Losing my marbles: The Weekly Puzzle by Dilip D’Souza
My friends Janak and Kanak both love logic games. When they came to visit once, I gave each of them some marbles. I did this in a way that neither knew how many the other had (of course each did count their own stash), though I did tell them they had different numbers of marbles.
Then I asked: Which of you has fewer marbles?
This conversation ensued:
Janak: Dude, I have no idea which of us has fewer marbles!
Kanak: Nor do I, bro!
Janak: Gotta say, sadly, I still have no clue!
Kanak: Wait a minute! Now I know who has the smaller number!
Janak: Oh yeah? Well, I know both our counts now!
Question: How many marbles did each have?
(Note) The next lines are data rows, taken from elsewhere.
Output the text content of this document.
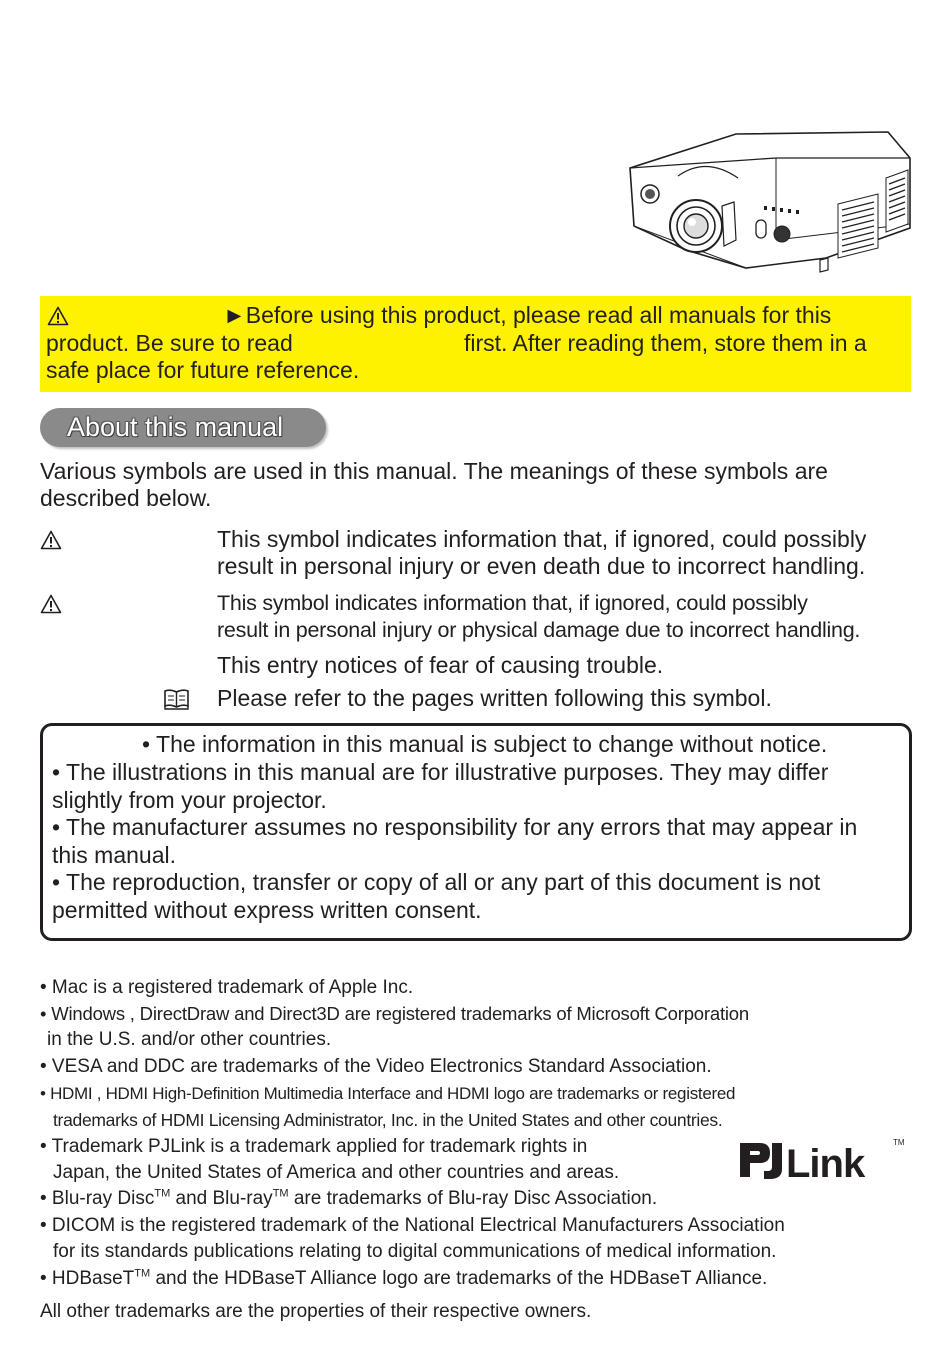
►Before using this product, please read all manuals for this
product. Be sure to read	first. After reading them, store them in a
safe place for future reference.
About this manual
Various symbols are used in this manual. The meanings of these symbols are
described below.
This symbol indicates information that, if ignored, could possibly
result in personal injury or even death due to incorrect handling.
This symbol indicates information that, if ignored, could possibly
result in personal injury or physical damage due to incorrect handling.
This entry notices of fear of causing trouble.
Please refer to the pages written following this symbol.
• The information in this manual is subject to change without notice.
• The illustrations in this manual are for illustrative purposes. They may differ
slightly from your projector.
• The manufacturer assumes no responsibility for any errors that may appear in
this manual.
• The reproduction, transfer or copy of all or any part of this document is not
permitted without express written consent.
• Mac is a registered trademark of Apple Inc.
• Windows , DirectDraw and Direct3D are registered trademarks of Microsoft Corporation
in the U.S. and/or other countries.
• VESA and DDC are trademarks of the Video Electronics Standard Association.
• HDMI , HDMI High-Definition Multimedia Interface and HDMI logo are trademarks or registered
trademarks of HDMI Licensing Administrator, Inc. in the United States and other countries.
• Trademark PJLink is a trademark applied for trademark rights in
Japan, the United States of America and other countries and areas.
• Blu-ray Disc™ and Blu-ray™ are trademarks of Blu-ray Disc Association.
• DICOM is the registered trademark of the National Electrical Manufacturers Association
for its standards publications relating to digital communications of medical information.
• HDBaseT™ and the HDBaseT Alliance logo are trademarks of the HDBaseT Alliance.
All other trademarks are the properties of their respective owners.
Link	TM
Scroll down for the solution and answer.
With Janak’s first answer, we know he doesn’t have 1 marble — because if he did, he’d know he had the smaller number because there’s no number smaller than 1.
Kanak absorbs this, but still doesn’t have an answer. That must mean she doesn’t have 2 — for if she did, she’d know hers had to be the smaller number.
Now Janak absorbs this too, but he too still can’t answer. Thus he doesn’t have 3 marbles.
But now Kanak knows the answer — she has the smaller number, because she must have either 3 or 4. (If 4, that would be the smaller count because Janak doesn’t have 3).
And when Janak says he knows both counts, that must mean he has 4 (because we know he doesn’t have 3) and Kanak has 3. (If Janak has any count greater than 4, he wouldn’t know what Kanak’s count is — 3 or 4).
Thus: Kanak 3, Janak 4. And after handing them out, I’ve lost all my marbles.